Antonio Caballero. Fotografía 1953-1985

Merecedor de exposiciones en todo el mundo, el fotógrafo Antonio Caballero tendrá su primera retrospectiva en México. Presentada por la Secretaría de Cultura, a través del Instituto Nacional de Bellas Artes y Literatura (INBAL), la muestra Antonio Caballero. Fotografía 1953-1985 permanecerá en exhibición hasta el 8 de septiembre en el Museo de Arte Moderno (MAM).

Integrada por cuatro núcleos temáticos (Obra temprana y fotoperiodismo, Las muchas caras del retrato, Caballero y el mundo de la pantalla grande y los espectáculos, y Del retrato como “Puesta en escena” a la fotonovela), la exhibición curada por Iñaki Herránz se integra de 143 piezas, entre las que destacan fotografía vintage, fotonovelas, cámaras fotográficas, álbumes musicales e impresiones contemporáneas.

En la retrospectiva que se exhibe justo a 10 años de que la primera obra de Caballero ingresara a las colecciones del INBAL se realiza un recorrido por su trayectoria, que inició en 1953 cuando era adolescente y su padrastro le obsequiara una cámara con la que comenzó a captar diferentes escenarios de su natal colonia Guerrero.

Ese mismo año se emplea como asistente de Héctor García y aprende el oficio directamente de uno de los mejores fotorreporteros mexicanos del siglo XX. A partir de ese momento incursiona en el fotoperiodismo.

De la fotografía de sus inicios transitará al registro de eventos sociales, deportivos y de la vida política, con méritos tales que se convirtió en un fotógrafo cercano a las actividades de varios presidentes, en particular de Adolfo López Mateos.

A lo largo de su carrera, Caballero desarrolló reportajes gráficos de muy variada índole a la par de su trabajo en el estudio fotográfico y de la creación de fotonovelas. Sin embargo, es su incursión en el ámbito de la prensa especializada en la pantalla grande la que resultaría determinante para el resto de su carrera.

A diferencia de lo que se cree, Caballero no saltó a la fama por lograr de manera incidental aquella famosa imagen de Marilyn Monroe en 1962, cuya autoría le fue reconocida décadas más tarde. Por el contrario, en aquel tiempo Caballero ya poseía una agenda cotizada por innumerables celebridades del mundo del cine, vedettes, modelos, bailarines, cantantes, músicos, escritores, deportistas y políticos.

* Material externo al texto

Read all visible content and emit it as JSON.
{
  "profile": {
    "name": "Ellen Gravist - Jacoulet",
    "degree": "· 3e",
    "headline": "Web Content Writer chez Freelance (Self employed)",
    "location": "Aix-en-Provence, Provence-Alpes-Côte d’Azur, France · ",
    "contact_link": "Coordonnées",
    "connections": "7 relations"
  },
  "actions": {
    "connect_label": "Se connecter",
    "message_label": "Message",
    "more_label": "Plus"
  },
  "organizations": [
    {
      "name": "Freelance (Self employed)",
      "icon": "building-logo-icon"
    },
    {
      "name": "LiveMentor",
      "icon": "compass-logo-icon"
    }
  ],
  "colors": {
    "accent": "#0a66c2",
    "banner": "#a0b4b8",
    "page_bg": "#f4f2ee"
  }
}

Su obra va más allá de las tomas de estudio y también comprende un diverso ir y venir de encargos comerciales. Así es posible distinguir entre tomas casuales, registros en el set, encargos posados para la prensa ilustrada, shootings contratados por los propios artistas y otras comisiones, tan diversas como catálogos de peinados o portadas de discos.

En sintonía con su interés por el mundo del espectáculo, no solo el de la pantalla grande, sino también el mundo del teatro y los cabarets, Caballero se aventuró a finales de los sesenta a poner su propia agencia: Representaciones Artísticas Cinematográficas (RAC), desde la cual manejó a artistas de varios países y llevaba las relaciones públicas y comerciales de figuras como Angélica María, Verónica Castro, María Sorté, Olga Breeskin y la familia de Angélica Ortiz.

Desde 1965 publicó fotonovelas dentro de las revistas Nocturno y Rutas de Pasión de Novedades Editores. La realización de aquellos títulos, usualmente románticos, pero también caracterizados por una narrativa melodramática o de tono tragicómico, representaba un reto comparable al de la realización cinematográfica. Tras haber realizado más de 500 fotonovelas, los años ochenta vieron el ocaso del género. La quiebra de esa industria editorial, aunada a la pérdida de su estudio en el terremoto de 1985, orilló a Caballero a un prematuro retiro.

La muestra Antonio Caballero. Fotografía 1953-1985 se acompaña de una publicación que revisará de manera más amplia su trabajo. La investigación, exposición y publicación del libro han sido posibles gracias a la generosidad de Caballero, quien abrió sin restricciones las puertas de su archivo.